Dr. Gotthold T. Rumpfhuber, Sohn des in Fachkreisen geschätzten Ägyptologen Adolf Rumpfhuber sel. (das T. im Namen von Rumpfhuber jun. steht für Tutmoses) gehörte dem höheren Beamtentum an, übte seinen ministerialen Beruf mit Begeisterung aus, obwohl er im Laufe der Jahrzehnte den Glauben an das Gute im Menschen zusehends verlor, und war ein gesetzestreuer Bürger. Obwohl sein Studium viele Jahre in Anspruch genommen hatte und zu jener Zeit die Kunde ging, er würde noch im Pensionsalter studieren, hätte seine damalige Verlobte und spätere Frau, eine bodenständige Realistin, ihn nicht zum Studieren animiert, indem sie ihn kontinuierlich in den Allerwertesten trat, konnte er für sich in Anspruch nehmen, seinen Studienabschluss korrekt und nicht nach der beliebten Guttenberg-Methode erreicht zu haben. Er parkte nicht falsch, ließ im Supermarkt nichts mitgehen, besuchte keine Kinderpornoseiten, begrapschte keine Kolleginnen und war auch sonst gänzlich unsubversiv, wie er überhaupt sein Leben lang ein Muster des Anstandes war. So verhielt sich die ganze Familie auch im Urlaub. Man gab keinen Anlass zur Klage und war zufrieden.
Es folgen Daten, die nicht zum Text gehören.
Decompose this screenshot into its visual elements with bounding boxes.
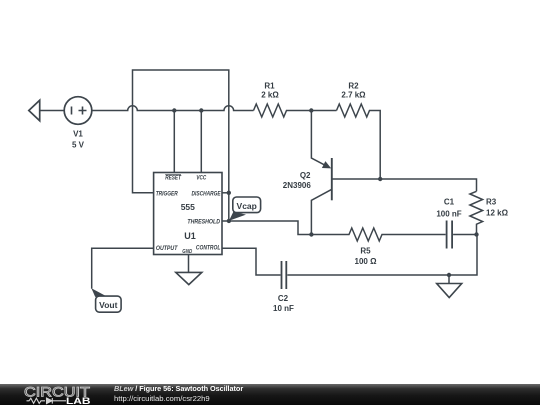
svg-text:10 nF: 10 nF — [273, 304, 294, 313]
svg-text:5 V: 5 V — [72, 141, 85, 150]
svg-text:Q2: Q2 — [300, 171, 311, 180]
svg-text:R3: R3 — [486, 197, 497, 206]
svg-text:2 kΩ: 2 kΩ — [261, 91, 279, 100]
svg-text:U1: U1 — [184, 231, 196, 241]
svg-text:DISCHARGE: DISCHARGE — [192, 191, 222, 198]
svg-text:VCC: VCC — [196, 174, 206, 181]
svg-text:12 kΩ: 12 kΩ — [486, 208, 509, 217]
svg-text:OUTPUT: OUTPUT — [156, 245, 179, 252]
svg-text:THRESHOLD: THRESHOLD — [187, 218, 220, 225]
svg-text:2.7 kΩ: 2.7 kΩ — [341, 91, 366, 100]
svg-text:100 nF: 100 nF — [436, 209, 461, 218]
svg-text:GND: GND — [182, 249, 193, 255]
svg-text:RESET: RESET — [165, 174, 182, 181]
svg-text:2N3906: 2N3906 — [283, 181, 312, 190]
svg-text:C1: C1 — [444, 198, 455, 207]
svg-text:TRIGGER: TRIGGER — [156, 191, 179, 198]
svg-text:R5: R5 — [360, 247, 371, 256]
svg-text:LAB: LAB — [66, 396, 91, 405]
svg-text:R2: R2 — [348, 82, 359, 91]
svg-text:CONTROL: CONTROL — [196, 244, 221, 251]
svg-text:C2: C2 — [278, 294, 289, 303]
svg-text:Vout: Vout — [99, 300, 117, 310]
svg-text:100 Ω: 100 Ω — [355, 257, 378, 266]
svg-text:Vcap: Vcap — [237, 201, 257, 211]
svg-text:555: 555 — [181, 202, 195, 212]
svg-text:V1: V1 — [73, 130, 83, 139]
svg-text:R1: R1 — [264, 82, 275, 91]
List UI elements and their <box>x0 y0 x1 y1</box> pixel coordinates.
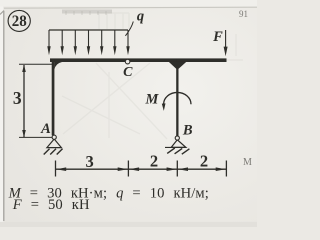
svg-text:C: C <box>123 65 133 80</box>
beam (horizontal member through C) <box>50 58 227 62</box>
svg-text:3: 3 <box>85 152 93 171</box>
svg-text:2: 2 <box>200 152 208 171</box>
hinge C (open circle on beam) <box>125 59 130 64</box>
page background <box>0 0 257 227</box>
leader line for label q <box>125 22 133 36</box>
vertical dimension 3 : line with arrows <box>23 65 25 137</box>
bottom dimension chain line <box>56 168 227 170</box>
tick at B <box>176 161 178 177</box>
svg-text:q: q <box>137 9 144 25</box>
pin support B <box>165 146 186 148</box>
column B (right post) <box>176 59 178 136</box>
distributed load q : top line <box>49 29 128 31</box>
svg-text:28: 28 <box>12 13 27 30</box>
pin support A <box>47 139 62 148</box>
svg-text:B: B <box>182 123 193 139</box>
svg-text:3: 3 <box>13 88 22 108</box>
force F arrow <box>225 30 227 48</box>
hatching under support A <box>44 149 63 155</box>
dimension arrows <box>56 167 226 171</box>
moment M arc <box>164 92 191 104</box>
distributed load q : arrow heads <box>47 46 129 55</box>
svg-text:M: M <box>145 91 160 107</box>
svg-text:F = 50 кН: F = 50 кН <box>12 197 90 213</box>
gusset at B column top <box>169 62 187 69</box>
svg-text:91: 91 <box>239 9 248 19</box>
faint bleed-through from reverse page (decorative) <box>62 13 243 139</box>
column A (left post) <box>52 59 55 135</box>
tick at C <box>127 161 129 177</box>
vertical dimension 3 : extension lines <box>19 63 53 65</box>
svg-text:M: M <box>243 157 252 168</box>
tick at beam end <box>225 161 227 177</box>
page frame borders (decorative) <box>3 11 5 221</box>
svg-text:A: A <box>40 121 51 137</box>
tick at A <box>55 161 57 177</box>
problem number badge 28 <box>8 10 30 31</box>
svg-text:F: F <box>212 29 223 45</box>
corner fillet at A column top <box>54 62 62 70</box>
svg-text:2: 2 <box>150 151 158 170</box>
distributed load q : arrow stems <box>49 30 128 48</box>
hatching under support B <box>167 148 189 154</box>
main ink <box>19 22 228 177</box>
Gegen Ende der Ferien machten sich bei Rumpfhubers leichte Urlaubsermüdungserscheinungen bemerkbar. Man hatte die ewig gleichen Vergnügungen langsam satt und fühlte eine wachsende Vorfreude auf das traute Wiener Heim und die gesellschaftlichen und beruflichen Kontakte aufkeimen, die man nach der Rückkehr erholt und voller Tatendrang wieder aufzunehmen gedachte. Auch lockten Wiener Schnitzel mit Kartoffelsalat und Stelze mit Bier, wie man es halt gewohnt war. Alles ließ an jene wolkenlos glücklichen Familien denken, die man aus Werbefilmen der 1950er Jahre kennt und deren heiteres Familienoberhaupt Heinz Erhardt so glaubhaft verkörpert hatte.

Doch die heile Welt sollte nur bis zum Betreten der heimeligen Behausung bestehen bleiben. Diese lag im Grünen im ersten Stock, war gangseitig durch eine solide Sicherheitstür geschützt und verfügte über eine südseitig gelegene Terrasse, die einer kaum befahrenen Straße zugewandt war.

Als man die Wohnungstür aufgeschlossen und das Heim frohgemut betreten hatte, trauten Rumpfhubers ihren Augen nicht. Die Scherben der zerschmetterten Terrassentüre lagen im Wohnzimmer verstreut und große Blutflecken verunstalteten Teppich, Parkettboden und Auslegeware im Vorzimmer bis zum Bad. Der grässliche Anblick ließ befürchten, man würde dort eine von einem Psychopathen hingemetzelte, ja vielleicht sogar zerstückelte Leiche vorfinden, wie es zunehmend öfter geschieht. Als man die Badezimmertür schaudernd und mit gebührender Vorsicht geöffnet hatte – die Leiche konnte ja möglicherweise noch am Leben und aggressiv sein –, bewahrheitete sich diese Befürchtung glücklicherweise nicht, obwohl der ganze Hygieneraum blutverschmiert war.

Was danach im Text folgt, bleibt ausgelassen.